On Oct. 31, the 7th Circuit Court of Appeals in Chicago denied a petition by Owner-Operator Independent Drivers Association to overturn the mandate requiring the drivers to use the devices. Jim Johnston, president and CEO for the trucking association, was disappointed and disagreed with the ruling.
“Because this issue is of vital importance to our members and all small business truckers, we are reviewing our next steps to continue our challenge against this regulation,” Johnston said in a statement.
But the mandate has received support from the American Trucking Associations and Arkansas Trucking Association trade organizations.
“ATA is pleased that the court has cleared the way for this important regulation, and we look forward to its implementation,” Sean McNally, vice president of public affairs and press secretary for American Trucking Associations, said in an email.

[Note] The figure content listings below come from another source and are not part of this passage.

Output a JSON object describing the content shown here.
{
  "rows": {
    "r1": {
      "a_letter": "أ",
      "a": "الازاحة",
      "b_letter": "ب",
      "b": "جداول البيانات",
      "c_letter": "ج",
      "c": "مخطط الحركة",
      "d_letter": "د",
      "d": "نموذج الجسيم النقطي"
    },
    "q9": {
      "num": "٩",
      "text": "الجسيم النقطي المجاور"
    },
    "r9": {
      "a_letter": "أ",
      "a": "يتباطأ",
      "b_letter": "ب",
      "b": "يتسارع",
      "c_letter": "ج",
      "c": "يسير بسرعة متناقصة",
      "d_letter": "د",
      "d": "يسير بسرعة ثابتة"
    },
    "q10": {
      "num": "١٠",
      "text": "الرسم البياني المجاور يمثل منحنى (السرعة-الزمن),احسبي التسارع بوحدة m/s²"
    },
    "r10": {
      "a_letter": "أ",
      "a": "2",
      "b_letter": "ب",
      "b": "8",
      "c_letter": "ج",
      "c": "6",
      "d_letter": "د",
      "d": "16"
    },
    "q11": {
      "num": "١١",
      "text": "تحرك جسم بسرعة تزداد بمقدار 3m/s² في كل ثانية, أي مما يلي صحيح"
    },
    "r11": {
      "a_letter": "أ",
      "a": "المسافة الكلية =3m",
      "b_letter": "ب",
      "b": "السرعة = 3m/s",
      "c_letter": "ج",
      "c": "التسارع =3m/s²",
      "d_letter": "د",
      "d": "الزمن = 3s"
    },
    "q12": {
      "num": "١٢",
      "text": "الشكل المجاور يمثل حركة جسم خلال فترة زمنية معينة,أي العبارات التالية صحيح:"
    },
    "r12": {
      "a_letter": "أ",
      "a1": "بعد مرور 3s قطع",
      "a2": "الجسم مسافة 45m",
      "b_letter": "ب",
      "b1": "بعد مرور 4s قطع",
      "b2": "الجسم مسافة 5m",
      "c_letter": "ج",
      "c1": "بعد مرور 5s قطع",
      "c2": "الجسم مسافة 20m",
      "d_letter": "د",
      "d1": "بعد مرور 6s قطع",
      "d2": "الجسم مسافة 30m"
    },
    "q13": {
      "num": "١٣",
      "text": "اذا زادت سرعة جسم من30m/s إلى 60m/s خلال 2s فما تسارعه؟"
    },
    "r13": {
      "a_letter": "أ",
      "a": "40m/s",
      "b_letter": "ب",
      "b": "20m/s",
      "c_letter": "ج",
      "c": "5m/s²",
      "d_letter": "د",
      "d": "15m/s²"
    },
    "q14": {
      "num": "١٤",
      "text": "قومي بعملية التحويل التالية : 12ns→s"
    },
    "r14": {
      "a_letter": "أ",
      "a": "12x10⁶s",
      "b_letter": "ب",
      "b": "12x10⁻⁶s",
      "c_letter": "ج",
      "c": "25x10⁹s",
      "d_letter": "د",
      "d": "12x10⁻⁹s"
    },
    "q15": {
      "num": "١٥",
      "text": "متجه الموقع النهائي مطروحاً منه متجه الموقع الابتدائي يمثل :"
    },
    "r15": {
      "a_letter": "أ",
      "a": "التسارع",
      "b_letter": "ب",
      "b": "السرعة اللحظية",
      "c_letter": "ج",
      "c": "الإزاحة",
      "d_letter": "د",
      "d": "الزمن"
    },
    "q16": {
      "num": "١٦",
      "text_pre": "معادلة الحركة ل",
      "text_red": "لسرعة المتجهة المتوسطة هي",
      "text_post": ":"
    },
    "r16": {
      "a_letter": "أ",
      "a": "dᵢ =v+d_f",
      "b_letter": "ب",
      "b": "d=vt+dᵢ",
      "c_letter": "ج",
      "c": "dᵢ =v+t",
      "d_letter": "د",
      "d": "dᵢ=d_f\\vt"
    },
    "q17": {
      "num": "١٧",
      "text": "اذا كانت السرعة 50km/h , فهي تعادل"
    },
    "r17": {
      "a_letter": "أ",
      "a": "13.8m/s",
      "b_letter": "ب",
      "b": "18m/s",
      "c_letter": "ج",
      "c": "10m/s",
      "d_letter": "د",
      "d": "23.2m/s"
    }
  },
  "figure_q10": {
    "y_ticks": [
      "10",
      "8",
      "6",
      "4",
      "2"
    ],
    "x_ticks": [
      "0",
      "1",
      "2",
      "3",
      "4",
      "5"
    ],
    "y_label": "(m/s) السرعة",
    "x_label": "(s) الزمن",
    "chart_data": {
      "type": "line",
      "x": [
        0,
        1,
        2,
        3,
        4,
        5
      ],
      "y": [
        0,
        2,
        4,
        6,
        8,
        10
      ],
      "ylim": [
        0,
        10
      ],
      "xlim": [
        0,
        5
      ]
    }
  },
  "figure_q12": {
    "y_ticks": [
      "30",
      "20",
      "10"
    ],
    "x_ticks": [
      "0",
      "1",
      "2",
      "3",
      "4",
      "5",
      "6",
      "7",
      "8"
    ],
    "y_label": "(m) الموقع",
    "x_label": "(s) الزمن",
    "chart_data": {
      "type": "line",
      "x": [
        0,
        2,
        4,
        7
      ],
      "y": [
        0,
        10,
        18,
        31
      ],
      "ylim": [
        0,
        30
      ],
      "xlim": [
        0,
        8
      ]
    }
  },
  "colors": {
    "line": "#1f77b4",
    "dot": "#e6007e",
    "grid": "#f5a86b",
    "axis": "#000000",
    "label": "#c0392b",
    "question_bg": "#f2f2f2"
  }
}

“Traditionally we have supported the use of ELDs,” said Bethany May, communications director for the Arkansas Trucking Association, adding that the ruling wasn’t a surprise.
In December 2015, Owner-Operator Independent Drivers Association, based in Grain Valley, Mo., filed the lawsuit against Federal Motor Carrier Safety Administration in attempt to overturn the mandate after the final rule was announced. On March 29, the trucking association filed an opening brief, challenging the rule, and presented its arguments in a hearing Sept. 13. The association argued the rule didn’t do the following:
• Require ELDs to record changes in duty status automatically;
• Ensure ELDs wouldn’t be used to harass drivers;
• Show it would reduce hours-of-service violations and crash risk;
• Protect confidentiality and limit data disclosed to law enforcement; and
• Defend drivers’ Fourth Amendment rights to prohibit unreasonable searches and seizures.

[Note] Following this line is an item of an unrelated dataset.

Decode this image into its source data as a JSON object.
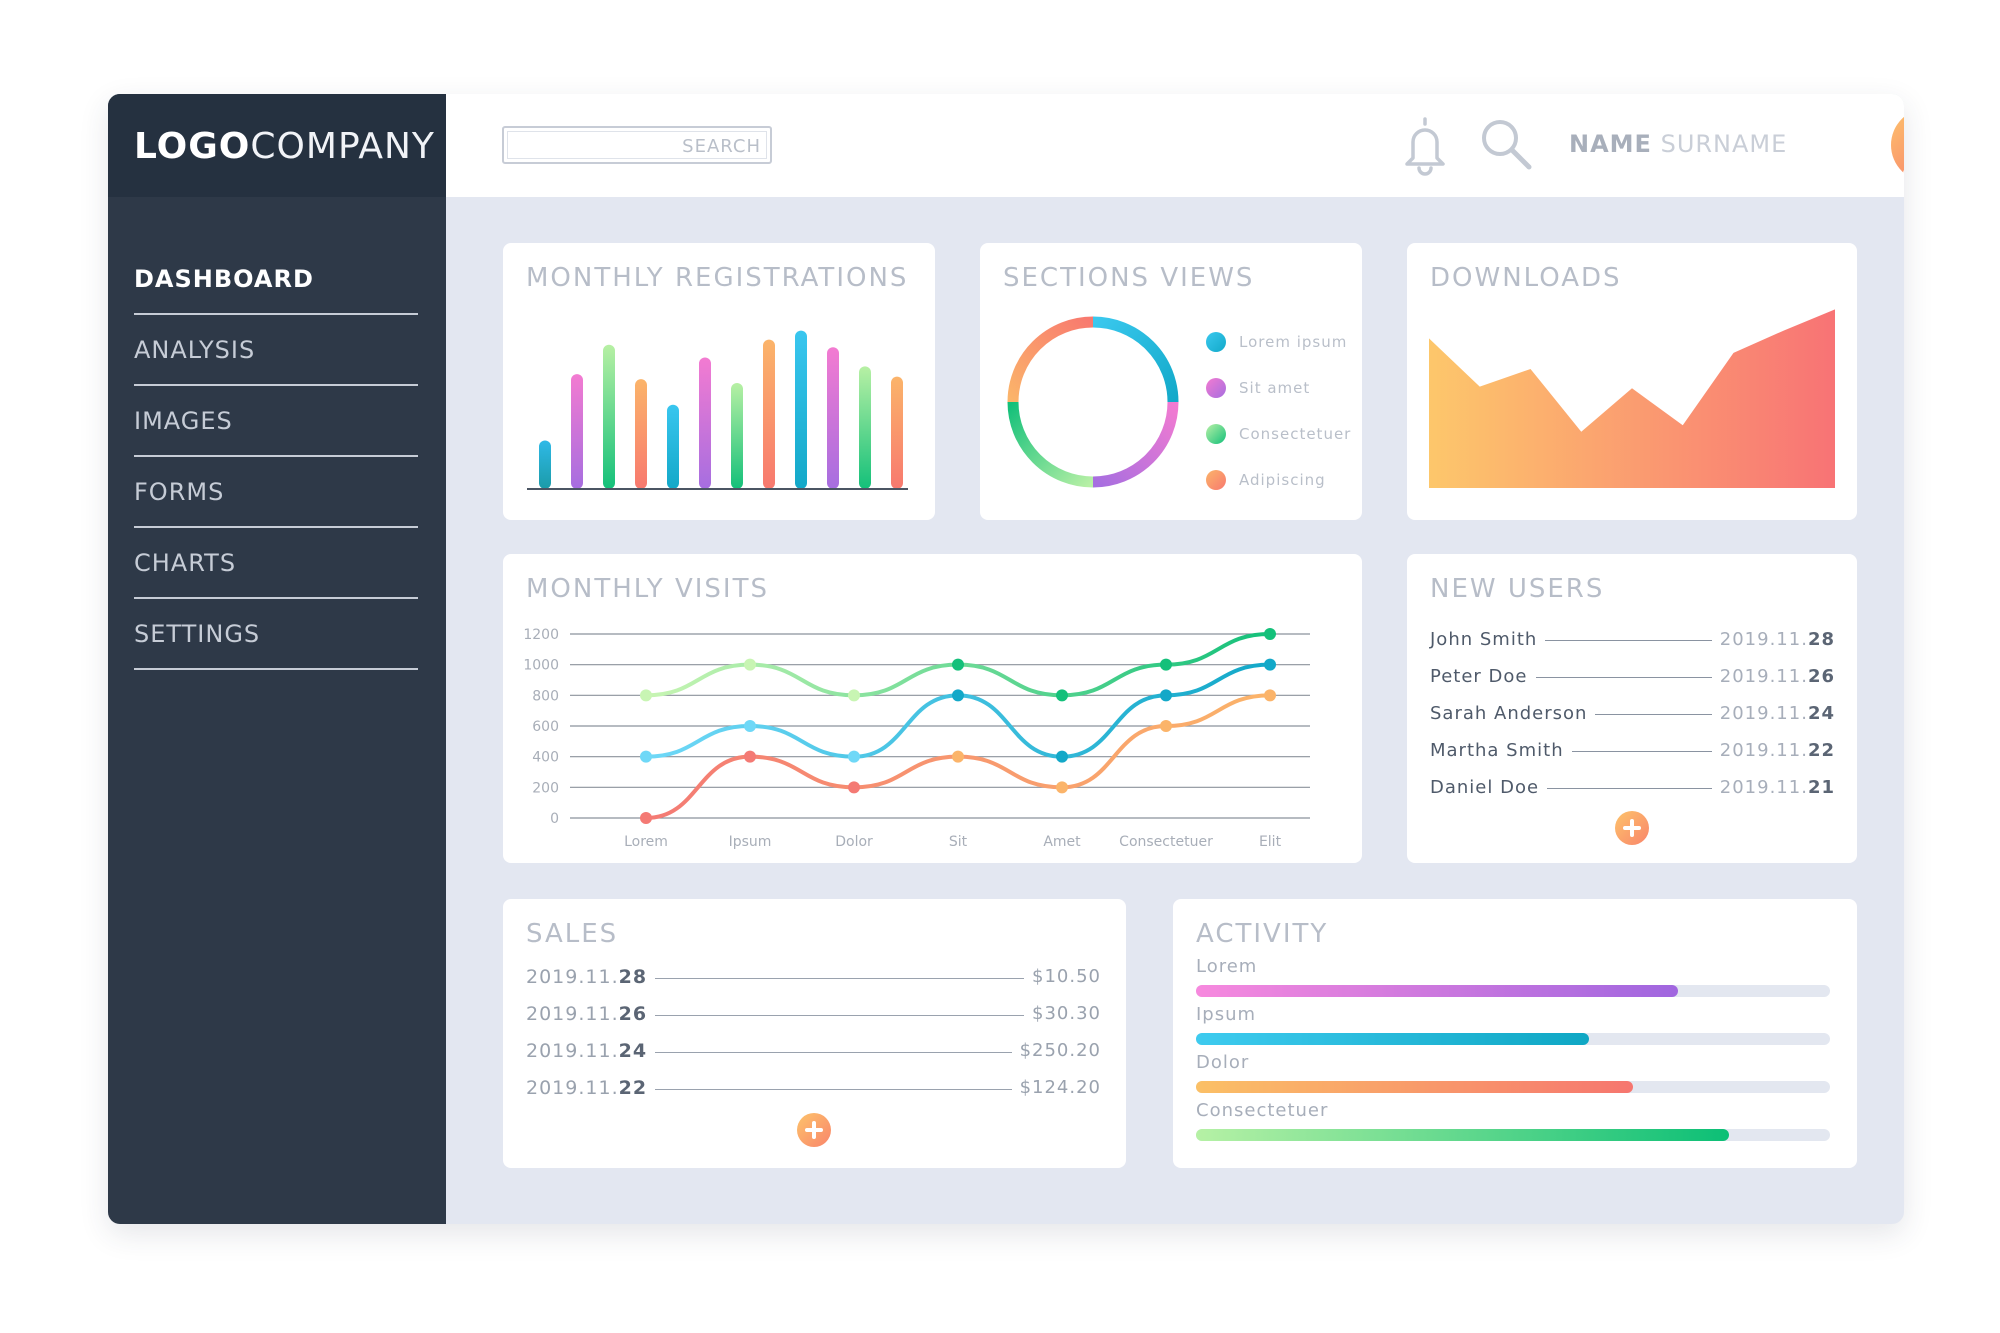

In August 2011, the same court upholding the ELD mandate threw out a proposed electronic logbook rule based on the argument that drivers would be harassed. But the ELD mandate prohibits harassment, according to the rule, and carriers could face civil penalties, if drivers are harassed. However, the biggest challenge to the mandate was seen as the argument the rule violated the Fourth Amendment, according to a report by analyst Benjamin Hartford of Robert W. Baird & Co.
“We had previously considered this to be the most substantial challenge to the ruling, so this court ruling makes future challenges much more difficult, in our view,” Hartford wrote.
If challenged, the ruling can be appealed to the U.S. Supreme Court.
‘SHIP HAS SAILED’
Whether the case is headed to the high court is uncertain, but David O’Neal, director of safety services for Arkansas Trucking Association, expects the rule will go into effect as planned.
Carriers should not wait to start upgrading to electronic logging devices, he said.
“My advice to the industry will be not to wait,” O’Neal said. “The ship has sailed.”
Analyst Brad Delco of Little Rock-based Stephens Inc. estimated 30% of the truckload industry uses ELDs, “implying 70% of the industry was without an ELD.” Electronic logging devices will “more effectively and efficiently” keep track of semitrailer driver’s “hours-of-service duty status” and help to prevent intentionally false record making, Delco wrote. “We continue to believe the falsifying of logbooks is prevalent.”
In separate reports Nov. 1, Hartford and Delco shared a positive outlook about the ruling.
“We remain encouraged by the court’s decision and maintain our view that the ELD mandate with a compliance date set for Dec. 18, 2017, will level the competitive playing field for all truckload carriers, reduce industry capacity and have a positive impact on safety and TL fundamentals,” Delco wrote.
Hartford said the ruling was “in line with our previous expectations,” and viewed it as a positive for “long-term industry dynamics. However, in the short term, we remain patient while awaiting a trough/inflection in industry pricing growth.”
Carriers have discussed reducing capacity of up to 10% after installing electronic logging devices, and this is expected to have a positive impact on the industry, according to Delco’s industry note. Stephens’ truckload (TL) stock index is up 15% so far this year and is outperforming the S&P 500, which is up 4%.
“We believe investors expect an impending inflection in TL fundamentals next year driven by supply-side correction that is taking place in a reduced CapEx environment, continued inventory de-stocking trends that support the need for re-stocking and the effects of the ELD mandate on capacity and pricing discussions with carriers/shippers,” Delco wrote.